Hong Kong to resume hamster imports a year after mass cull

Hong Kong will resume hamster imports later this month, officials said Thursday, nearly a year after some 2,000 pet rodents were culled at the height of the city's coronavirus outbreak.

The Chinese finance hub halted the commercial import of the small mammals last January after a pet store worker and nearly a dozen hamsters tested positive for the Delta variant.

As part of the city's strict zero-Covid policy, authorities also ordered hamster owners to surrender their pets for culling, sparking an outcry from animal activists and many residents.

Hamsters can once again be imported for sale in Hong Kong starting this month, but only if they test negative for the coronavirus, the Agriculture, Fisheries and Conservation Department told AFP on Thursday.

Hong Kong's campaign against hamsters took place in the early days of an Omicron outbreak that ultimately killed around 9,000 people and signalled the collapse of the city's Covid defences.

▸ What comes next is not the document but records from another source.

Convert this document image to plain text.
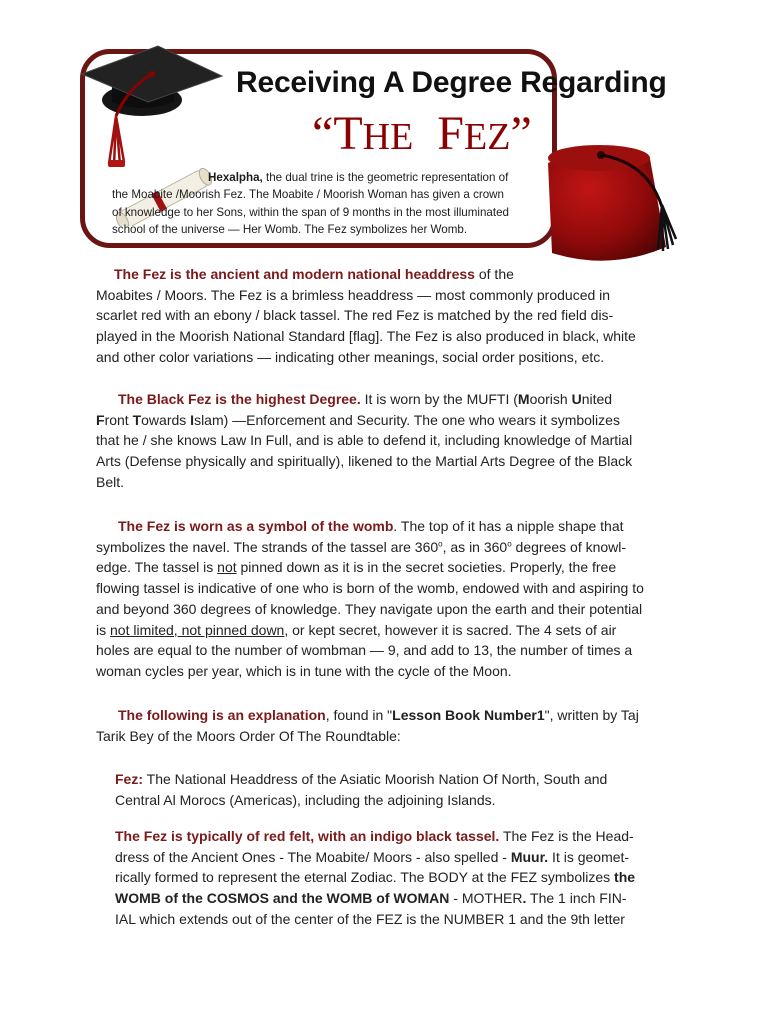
Receiving A Degree Regarding
“THE FEZ”
Hexalpha, the dual trine is the geometric representation of
the Moabite /Moorish Fez. The Moabite / Moorish Woman has given a crown
of knowledge to her Sons, within the span of 9 months in the most illuminated
school of the universe — Her Womb. The Fez symbolizes her Womb.
The Fez is the ancient and modern national headdress of the
Moabites / Moors. The Fez is a brimless headdress — most commonly produced in
scarlet red with an ebony / black tassel. The red Fez is matched by the red field dis-
played in the Moorish National Standard [flag]. The Fez is also produced in black, white
and other color variations — indicating other meanings, social order positions, etc.
The Black Fez is the highest Degree. It is worn by the MUFTI (Moorish United
Front Towards Islam) —Enforcement and Security. The one who wears it symbolizes
that he / she knows Law In Full, and is able to defend it, including knowledge of Martial
Arts (Defense physically and spiritually), likened to the Martial Arts Degree of the Black
Belt.
The Fez is worn as a symbol of the womb. The top of it has a nipple shape that
symbolizes the navel. The strands of the tassel are 360$^o$, as in 360$^o$ degrees of knowl-
edge. The tassel is not pinned down as it is in the secret societies. Properly, the free
flowing tassel is indicative of one who is born of the womb, endowed with and aspiring to
and beyond 360 degrees of knowledge. They navigate upon the earth and their potential
is not limited, not pinned down, or kept secret, however it is sacred. The 4 sets of air
holes are equal to the number of wombman — 9, and add to 13, the number of times a
woman cycles per year, which is in tune with the cycle of the Moon.
The following is an explanation, found in "Lesson Book Number1", written by Taj
Tarik Bey of the Moors Order Of The Roundtable:
Fez: The National Headdress of the Asiatic Moorish Nation Of North, South and
Central Al Morocs (Americas), including the adjoining Islands.
The Fez is typically of red felt, with an indigo black tassel. The Fez is the Head-
dress of the Ancient Ones - The Moabite/ Moors - also spelled - Muur. It is geomet-
rically formed to represent the eternal Zodiac. The BODY at the FEZ symbolizes the
WOMB of the COSMOS and the WOMB of WOMAN - MOTHER. The 1 inch FIN-
IAL which extends out of the center of the FEZ is the NUMBER 1 and the 9th letter
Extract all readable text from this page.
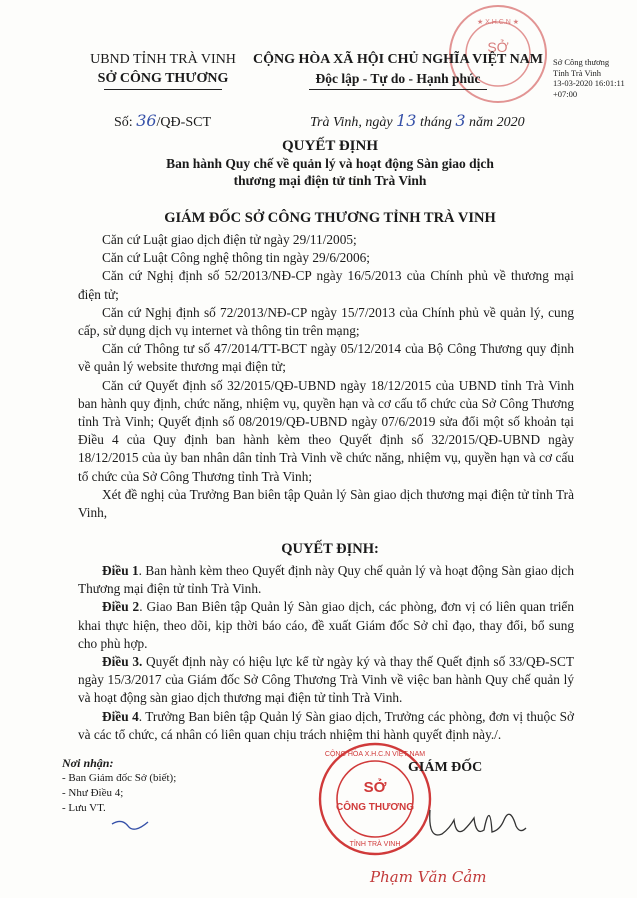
SỞ
★ X.H.C.N ★
UBND TỈNH TRÀ VINH
SỞ CÔNG THƯƠNG
CỘNG HÒA XÃ HỘI CHỦ NGHĨA VIỆT NAM
Độc lập - Tự do - Hạnh phúc
Sở Công thương
Tỉnh Trà Vinh
13-03-2020 16:01:11
+07:00
Số: 36/QĐ-SCT	Trà Vinh, ngày 13 tháng 3 năm 2020
QUYẾT ĐỊNH
Ban hành Quy chế về quản lý và hoạt động Sàn giao dịch
thương mại điện tử tỉnh Trà Vinh
GIÁM ĐỐC SỞ CÔNG THƯƠNG TỈNH TRÀ VINH

Căn cứ Luật giao dịch điện tử ngày 29/11/2005;

Căn cứ Luật Công nghệ thông tin ngày 29/6/2006;

Căn cứ Nghị định số 52/2013/NĐ-CP ngày 16/5/2013 của Chính phủ về thương mại điện tử;

Căn cứ Nghị định số 72/2013/NĐ-CP ngày 15/7/2013 của Chính phủ về quản lý, cung cấp, sử dụng dịch vụ internet và thông tin trên mạng;

Căn cứ Thông tư số 47/2014/TT-BCT ngày 05/12/2014 của Bộ Công Thương quy định về quản lý website thương mại điện tử;

Căn cứ Quyết định số 32/2015/QĐ-UBND ngày 18/12/2015 của UBND tỉnh Trà Vinh ban hành quy định, chức năng, nhiệm vụ, quyền hạn và cơ cấu tổ chức của Sở Công Thương tỉnh Trà Vinh; Quyết định số 08/2019/QĐ-UBND ngày 07/6/2019 sửa đổi một số khoản tại Điều 4 của Quy định ban hành kèm theo Quyết định số 32/2015/QĐ-UBND ngày 18/12/2015 của ủy ban nhân dân tỉnh Trà Vinh về chức năng, nhiệm vụ, quyền hạn và cơ cấu tổ chức của Sở Công Thương tỉnh Trà Vinh;

Xét đề nghị của Trưởng Ban biên tập Quản lý Sàn giao dịch thương mại điện tử tỉnh Trà Vinh,

QUYẾT ĐỊNH:

Điều 1. Ban hành kèm theo Quyết định này Quy chế quản lý và hoạt động Sàn giao dịch Thương mại điện tử tỉnh Trà Vinh.

Điều 2. Giao Ban Biên tập Quản lý Sàn giao dịch, các phòng, đơn vị có liên quan triển khai thực hiện, theo dõi, kịp thời báo cáo, đề xuất Giám đốc Sở chỉ đạo, thay đổi, bổ sung cho phù hợp.

Điều 3. Quyết định này có hiệu lực kể từ ngày ký và thay thế Quết định số 33/QĐ-SCT ngày 15/3/2017 của Giám đốc Sở Công Thương Trà Vinh về việc ban hành Quy chế quản lý và hoạt động sàn giao dịch thương mại điện tử tỉnh Trà Vinh.

Điều 4. Trưởng Ban biên tập Quản lý Sàn giao dịch, Trưởng các phòng, đơn vị thuộc Sở và các tổ chức, cá nhân có liên quan chịu trách nhiệm thi hành quyết định này./.

Nơi nhận:
- Ban Giám đốc Sở (biết);
- Như Điều 4;
- Lưu VT.
SỞ
CÔNG THƯƠNG
CỘNG HÒA X.H.C.N VIỆT NAM
TỈNH TRÀ VINH
GIÁM ĐỐC
Phạm Văn Cảm
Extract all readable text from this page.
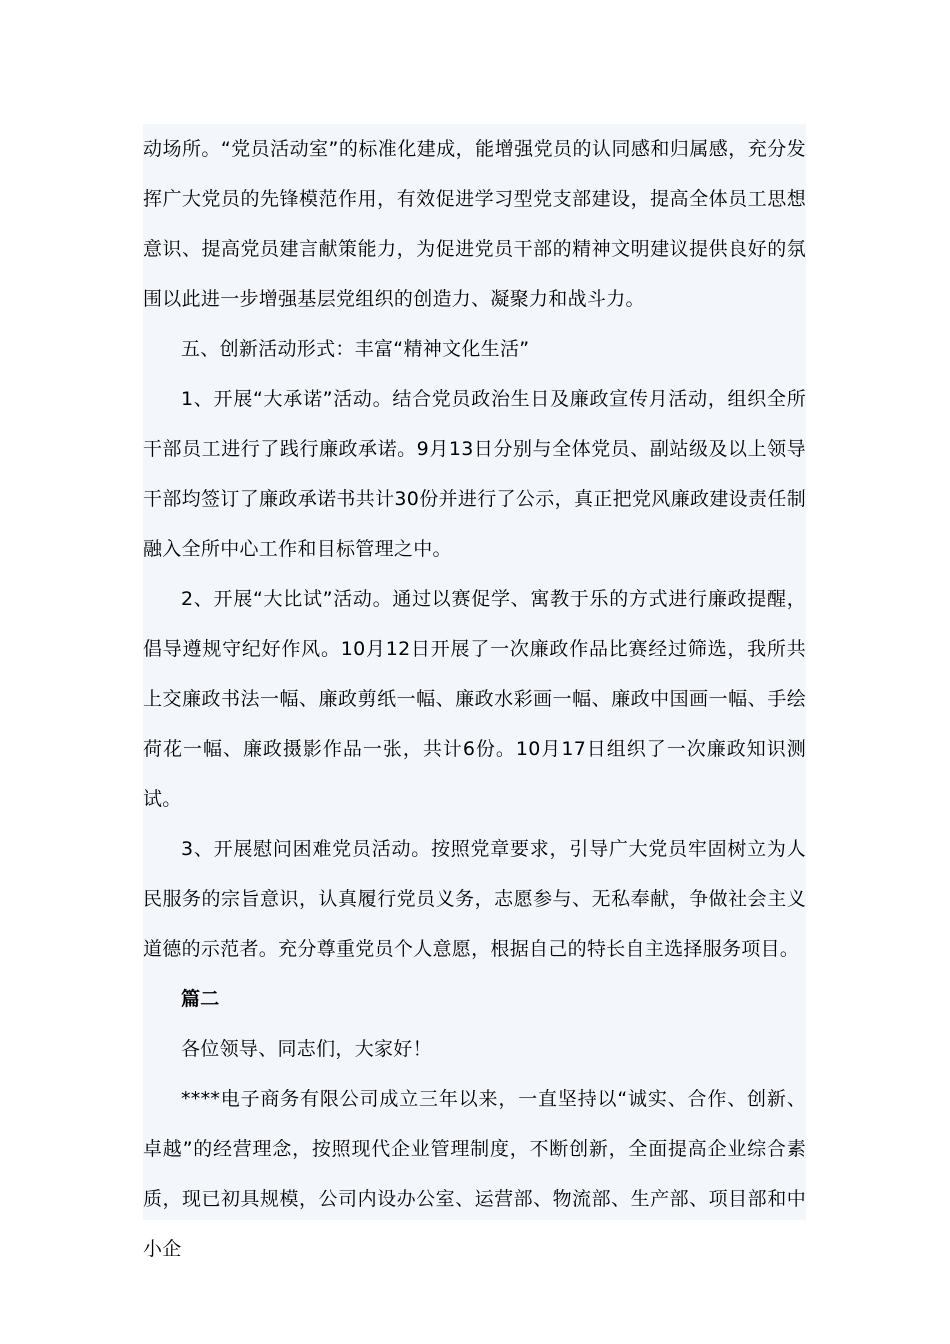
动场所。“党员活动室”的标准化建成，能增强党员的认同感和归属感，充分发挥广大党员的先锋模范作用，有效促进学习型党支部建设，提高全体员工思想意识、提高党员建言献策能力，为促进党员干部的精神文明建议提供良好的氛围以此进一步增强基层党组织的创造力、凝聚力和战斗力。

五、创新活动形式：丰富“精神文化生活”

1、开展“大承诺”活动。结合党员政治生日及廉政宣传月活动，组织全所干部员工进行了践行廉政承诺。9月13日分别与全体党员、副站级及以上领导干部均签订了廉政承诺书共计30份并进行了公示，真正把党风廉政建设责任制融入全所中心工作和目标管理之中。

2、开展“大比试”活动。通过以赛促学、寓教于乐的方式进行廉政提醒，倡导遵规守纪好作风。10月12日开展了一次廉政作品比赛经过筛选，我所共上交廉政书法一幅、廉政剪纸一幅、廉政水彩画一幅、廉政中国画一幅、手绘荷花一幅、廉政摄影作品一张，共计6份。10月17日组织了一次廉政知识测试。

3、开展慰问困难党员活动。按照党章要求，引导广大党员牢固树立为人民服务的宗旨意识，认真履行党员义务，志愿参与、无私奉献，争做社会主义道德的示范者。充分尊重党员个人意愿，根据自己的特长自主选择服务项目。

篇二

各位领导、同志们，大家好！

****电子商务有限公司成立三年以来，一直坚持以“诚实、合作、创新、卓越”的经营理念，按照现代企业管理制度，不断创新，全面提高企业综合素质，现已初具规模，公司内设办公室、运营部、物流部、生产部、项目部和中小企
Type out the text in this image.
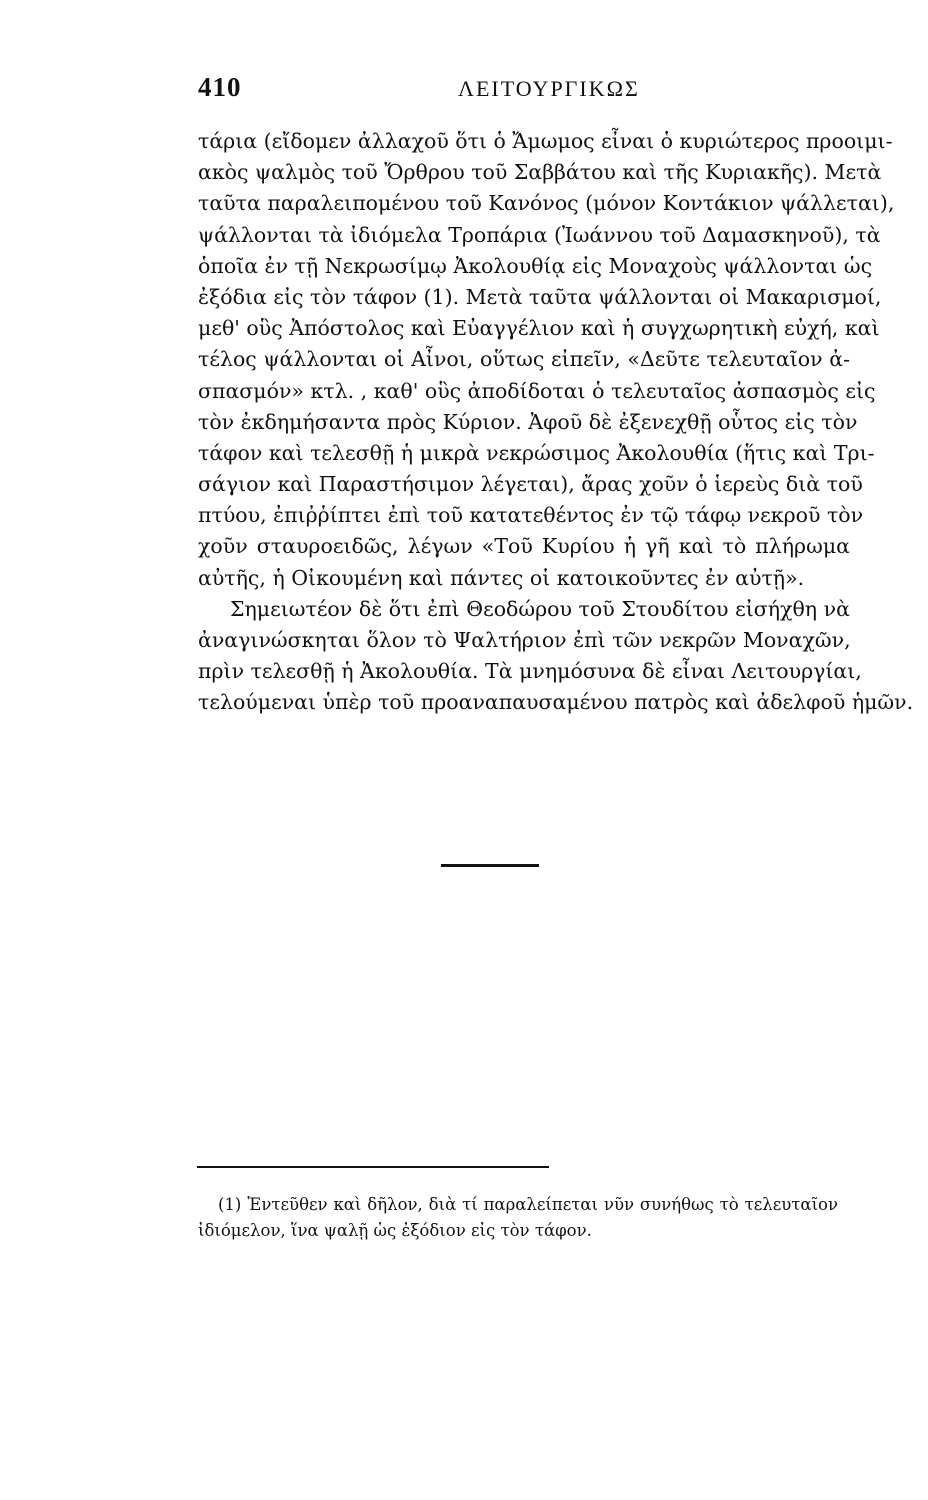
410	ΛΕΙΤΟΥΡΓΙΚΩΣ
τάρια (εἴδομεν ἀλλαχοῦ ὅτι ὁ Ἄμωμος εἶναι ὁ κυριώτερος προοιμι-
ακὸς ψαλμὸς τοῦ Ὄρθρου τοῦ Σαββάτου καὶ τῆς Κυριακῆς). Μετὰ
ταῦτα παραλειπομένου τοῦ Κανόνος (μόνον Κοντάκιον ψάλλεται),
ψάλλονται τὰ ἰδιόμελα Τροπάρια (Ἰωάννου τοῦ Δαμασκηνοῦ), τὰ
ὁποῖα ἐν τῇ Νεκρωσίμῳ Ἀκολουθίᾳ εἰς Μοναχοὺς ψάλλονται ὡς
ἐξόδια εἰς τὸν τάφον (1). Μετὰ ταῦτα ψάλλονται οἱ Μακαρισμοί,
μεθ' οὓς Ἀπόστολος καὶ Εὐαγγέλιον καὶ ἡ συγχωρητικὴ εὐχή, καὶ
τέλος ψάλλονται οἱ Αἶνοι, οὕτως εἰπεῖν, «Δεῦτε τελευταῖον ἀ-
σπασμόν» κτλ. , καθ' οὓς ἀποδίδοται ὁ τελευταῖος ἀσπασμὸς εἰς
τὸν ἐκδημήσαντα πρὸς Κύριον. Ἀφοῦ δὲ ἐξενεχθῇ οὗτος εἰς τὸν
τάφον καὶ τελεσθῇ ἡ μικρὰ νεκρώσιμος Ἀκολουθία (ἥτις καὶ Τρι-
σάγιον καὶ Παραστήσιμον λέγεται), ἄρας χοῦν ὁ ἱερεὺς διὰ τοῦ
πτύου, ἐπιῤῥίπτει ἐπὶ τοῦ κατατεθέντος ἐν τῷ τάφῳ νεκροῦ τὸν
χοῦν σταυροειδῶς, λέγων «Τοῦ Κυρίου ἡ γῆ καὶ τὸ πλήρωμα
αὐτῆς, ἡ Οἰκουμένη καὶ πάντες οἱ κατοικοῦντες ἐν αὐτῇ».
Σημειωτέον δὲ ὅτι ἐπὶ Θεοδώρου τοῦ Στουδίτου εἰσήχθη νὰ
ἀναγινώσκηται ὅλον τὸ Ψαλτήριον ἐπὶ τῶν νεκρῶν Μοναχῶν,
πρὶν τελεσθῇ ἡ Ἀκολουθία. Τὰ μνημόσυνα δὲ εἶναι Λειτουργίαι,
τελούμεναι ὑπὲρ τοῦ προαναπαυσαμένου πατρὸς καὶ ἀδελφοῦ ἡμῶν.
(1) Ἐντεῦθεν καὶ δῆλον, διὰ τί παραλείπεται νῦν συνήθως τὸ τελευταῖον
ἰδιόμελον, ἵνα ψαλῇ ὡς ἐξόδιον εἰς τὸν τάφον.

That outbreak left Hong Kong with one of the highest per capita fatality rates in the world last year, fuelled mostly by elderly people who had declined to get vaccinated.

The government defended its hardline measures, in part citing scientific research that showed Syrian hamsters could get infected with Covid-19 and pass it on to humans.

Critics saw the cull as an illustration of the kind of strict rules that hammered the city's economy, sparked an exodus of residents and left it internationally isolated for more than two years.

The import ban, which initially applied to all small mammals, was narrowed to only hamsters in May.

The city began relaxing its pandemic curbs in September, with mainland China following suit by the end of the year, though in Hong Kong some control measures such as compulsory indoor and outdoor masking remain.